Still no wife. This situation reminded me of our last trip to WalMart, during which trip to the store I was informed that "I am already regretting bringing you," a complaint totally unjustified due to some minor whining. But, at WalMart, my wife instantly disappeared while I was searching for a cheap bottle of salsa. A WalMart Associate, as clerks at WalMart are ceremoniously termed, asked if I had found what I wanted, to which query I replied that I could not find my wife, to which she replied "We do not locate wives." Well. Hoity Toity. I thought about going up to the front and asking them to put this spousal loss on the loud speaker so I could meet her at the front. I thought about installing a GPS on her cart next time. She took my cell phone away from me a few months ago because I had only used it a couple of times in the last year or so, so cell phones were not an option. Eventually she showed up from some unknown destination and we were able to escape the store, pushing our cart past the two greeters who were so busy chatting with one another they had no time to say "Welcome to WalMart" to any of the new customers entering by the exit doors. In fact, there is probably little point in welcoming anyone to WalMart anyway since the main reason people go there instead of Nordstrom's should be obvious to the densest observer.

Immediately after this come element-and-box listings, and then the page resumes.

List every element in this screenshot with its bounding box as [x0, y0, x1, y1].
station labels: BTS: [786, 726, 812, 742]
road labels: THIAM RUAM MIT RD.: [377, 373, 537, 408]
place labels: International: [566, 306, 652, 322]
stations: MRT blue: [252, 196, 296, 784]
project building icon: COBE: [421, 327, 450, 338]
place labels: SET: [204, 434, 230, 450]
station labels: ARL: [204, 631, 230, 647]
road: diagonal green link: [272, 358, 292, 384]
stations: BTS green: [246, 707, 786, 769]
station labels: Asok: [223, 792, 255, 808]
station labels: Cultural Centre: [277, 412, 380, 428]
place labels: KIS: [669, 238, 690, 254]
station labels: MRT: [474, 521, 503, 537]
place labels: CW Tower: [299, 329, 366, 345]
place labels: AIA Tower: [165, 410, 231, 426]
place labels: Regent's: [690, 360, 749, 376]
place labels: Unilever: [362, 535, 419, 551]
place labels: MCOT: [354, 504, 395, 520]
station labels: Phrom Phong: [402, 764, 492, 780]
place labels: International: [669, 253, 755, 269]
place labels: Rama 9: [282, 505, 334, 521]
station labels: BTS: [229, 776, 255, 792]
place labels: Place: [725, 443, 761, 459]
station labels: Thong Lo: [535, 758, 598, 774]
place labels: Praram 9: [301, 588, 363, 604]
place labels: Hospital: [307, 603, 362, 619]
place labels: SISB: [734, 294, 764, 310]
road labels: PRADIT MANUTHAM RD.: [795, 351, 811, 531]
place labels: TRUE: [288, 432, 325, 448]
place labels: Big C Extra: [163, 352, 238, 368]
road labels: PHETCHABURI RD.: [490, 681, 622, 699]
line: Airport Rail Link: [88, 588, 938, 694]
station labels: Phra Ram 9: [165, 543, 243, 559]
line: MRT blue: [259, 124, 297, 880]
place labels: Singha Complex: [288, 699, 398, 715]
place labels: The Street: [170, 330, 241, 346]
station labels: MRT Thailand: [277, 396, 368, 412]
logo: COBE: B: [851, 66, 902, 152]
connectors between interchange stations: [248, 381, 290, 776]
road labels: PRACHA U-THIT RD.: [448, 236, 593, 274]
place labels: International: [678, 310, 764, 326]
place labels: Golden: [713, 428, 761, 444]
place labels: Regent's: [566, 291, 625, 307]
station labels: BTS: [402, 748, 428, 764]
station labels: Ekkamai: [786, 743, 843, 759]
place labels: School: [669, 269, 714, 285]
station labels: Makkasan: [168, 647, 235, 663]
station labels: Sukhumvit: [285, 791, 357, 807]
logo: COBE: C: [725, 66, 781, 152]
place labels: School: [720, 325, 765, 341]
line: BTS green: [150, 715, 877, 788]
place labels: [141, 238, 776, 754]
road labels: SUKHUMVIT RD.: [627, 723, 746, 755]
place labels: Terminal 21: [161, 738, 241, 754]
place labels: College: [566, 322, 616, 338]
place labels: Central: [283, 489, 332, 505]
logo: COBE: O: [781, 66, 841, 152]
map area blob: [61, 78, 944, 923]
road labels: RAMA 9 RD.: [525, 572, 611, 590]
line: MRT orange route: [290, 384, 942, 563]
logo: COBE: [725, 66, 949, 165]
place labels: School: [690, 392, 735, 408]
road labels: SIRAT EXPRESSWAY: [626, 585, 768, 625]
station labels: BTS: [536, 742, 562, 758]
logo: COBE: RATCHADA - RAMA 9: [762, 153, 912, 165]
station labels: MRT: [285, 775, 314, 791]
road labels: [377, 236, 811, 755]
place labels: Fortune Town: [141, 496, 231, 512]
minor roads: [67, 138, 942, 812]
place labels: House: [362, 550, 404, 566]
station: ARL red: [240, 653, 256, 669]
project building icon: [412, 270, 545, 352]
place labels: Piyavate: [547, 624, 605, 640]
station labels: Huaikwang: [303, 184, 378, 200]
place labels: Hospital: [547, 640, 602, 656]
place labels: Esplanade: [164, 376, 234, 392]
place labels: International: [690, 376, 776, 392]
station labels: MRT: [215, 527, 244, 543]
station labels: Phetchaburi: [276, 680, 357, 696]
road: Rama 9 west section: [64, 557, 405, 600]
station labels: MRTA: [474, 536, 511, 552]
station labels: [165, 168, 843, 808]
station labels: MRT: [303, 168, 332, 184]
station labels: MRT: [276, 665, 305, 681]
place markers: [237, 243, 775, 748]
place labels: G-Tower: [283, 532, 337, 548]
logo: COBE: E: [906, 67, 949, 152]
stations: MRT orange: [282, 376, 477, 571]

But I have digressed. Eventually, after 40 painful minutes of waiting, my wife emerged. With three pair of socks. Which cost her exactly 58 cents over the $10 coupon. Ordinarily, she would have found a blouse or something that started out at $80, was marked down three times, and had an extra markdown on geezer day, so she would come out with a better bargain. "I warned you," she definitively stated. In other words, save your griping, whining, bellyaching, and complaining. In other words, this egregious wait was all my fault for coming, so I had no recourse. Except to remind men around the world and myself that, in the future, if your wife has a $10 coupon, do not accompany them to Kohl's Department Store. Or any other department store. Stay home and watch Matlock. Do not even think of asking your wife how she could spend 40 minutes to buy three pair of little white socks. If you want to stay married, that is. Unless you want to figure out how to pay the bills this month, which I haven't paid for 40 years and have no idea how to do.
Now I have just been informed that my presence is desired to accompany my spouse to Home Depot to buy some potted petunias. Heaven only knows how this trip will turn out. Wish me luck.